1. The problem statement, all variables and given/known data A car of mass 840.0 kg accelerates away from an intersection on a horizontal road. When the car speed is 37.4 km/hr (10.4 m/s), the net power which the engine supplies is 4300.0 W (in addition to the extra power required to make up for air resistance and friction). Calculate the acceleration of the car at that time. 2. Relevant equations Work=Force*Distance Power=Work/Time Force=Mass*Acceleration 3. The attempt at a solution I have tried numerous ways of solving this problem and remain unsuccessful. My closest attempt was using the equation Power=Kinetic Energy/Time, I used the velocity as Kinetic Energy to find the time and plugged that into the Kinematic equation Vf=Vi+a*d but that did not work either. Please help me!
Do you know some calculus? It looks like a calculus problem to me. You can't use Power = KE/time: consider the situation where the car is moving at zero acceleration and a large speed. The power required ("extra" not counted as stated in problem) is zero but the KE is large. Instead, you should use Power = dE/dt, the derivative of kinetic energy with respect to time. The differentiation is not difficult, but does involve the chain rule.
M= 840.0 kg P= 4300.0 W v= 10.4 m/s s = v*dt [you are working with power (which is watt per second). what should dt be?] gives s p = w/dt gives w w = f*s gives f f = m*a
As I recall power is equal to force times velocity.
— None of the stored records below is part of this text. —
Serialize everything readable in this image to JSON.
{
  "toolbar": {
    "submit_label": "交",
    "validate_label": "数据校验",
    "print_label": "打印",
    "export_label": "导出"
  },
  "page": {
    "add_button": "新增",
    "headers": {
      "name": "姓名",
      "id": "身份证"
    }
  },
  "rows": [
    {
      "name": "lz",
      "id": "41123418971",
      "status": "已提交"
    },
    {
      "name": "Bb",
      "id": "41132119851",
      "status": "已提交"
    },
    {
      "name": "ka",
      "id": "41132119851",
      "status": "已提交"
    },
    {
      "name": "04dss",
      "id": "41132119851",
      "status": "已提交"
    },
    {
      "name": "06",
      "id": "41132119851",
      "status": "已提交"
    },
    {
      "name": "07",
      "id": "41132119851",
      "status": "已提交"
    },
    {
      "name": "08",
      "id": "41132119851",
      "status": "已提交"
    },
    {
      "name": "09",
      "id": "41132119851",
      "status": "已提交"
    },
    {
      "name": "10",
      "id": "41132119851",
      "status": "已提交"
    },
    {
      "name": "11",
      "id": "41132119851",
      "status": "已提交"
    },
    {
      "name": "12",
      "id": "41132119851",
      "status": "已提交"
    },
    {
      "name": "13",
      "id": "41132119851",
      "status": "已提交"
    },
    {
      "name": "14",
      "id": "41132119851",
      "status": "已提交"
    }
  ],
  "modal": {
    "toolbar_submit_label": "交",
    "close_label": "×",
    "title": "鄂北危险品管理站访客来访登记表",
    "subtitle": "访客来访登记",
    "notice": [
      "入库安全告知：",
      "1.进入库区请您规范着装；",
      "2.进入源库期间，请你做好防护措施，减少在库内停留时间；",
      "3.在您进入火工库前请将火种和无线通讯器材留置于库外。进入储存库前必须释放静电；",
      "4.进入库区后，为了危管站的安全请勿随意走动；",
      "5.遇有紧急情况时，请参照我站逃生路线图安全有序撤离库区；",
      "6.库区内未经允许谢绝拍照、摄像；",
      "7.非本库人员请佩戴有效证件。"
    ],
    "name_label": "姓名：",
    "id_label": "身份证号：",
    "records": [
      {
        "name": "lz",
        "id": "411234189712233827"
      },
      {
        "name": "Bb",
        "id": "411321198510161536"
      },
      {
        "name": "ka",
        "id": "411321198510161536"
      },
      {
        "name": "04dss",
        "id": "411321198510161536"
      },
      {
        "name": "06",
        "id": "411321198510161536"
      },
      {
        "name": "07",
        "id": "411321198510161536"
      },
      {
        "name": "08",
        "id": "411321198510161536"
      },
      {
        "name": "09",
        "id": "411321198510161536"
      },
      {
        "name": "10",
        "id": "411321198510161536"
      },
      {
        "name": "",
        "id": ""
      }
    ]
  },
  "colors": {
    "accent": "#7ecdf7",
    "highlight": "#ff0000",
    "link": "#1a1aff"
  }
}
Units of Watts = N-m/s P = F*V So the instantaneous power is given as 4300 w and the velocity is 10.4 m/s. That makes F = 4300/10.4 doesn't it? And you have the mass, so ...
i thought that power was equal to F*V but if you do the math it delivers units of Kg*m/s and not Kg*m/s^{2}. maybe im using the wrong velocity?
Oh, clever to remember P = Fv ! Just for interest, I was thinking of P = dE/dt = d/dt(.5mv^2) = .5m*2v*dv/dt = mva which is the same as P = Fv.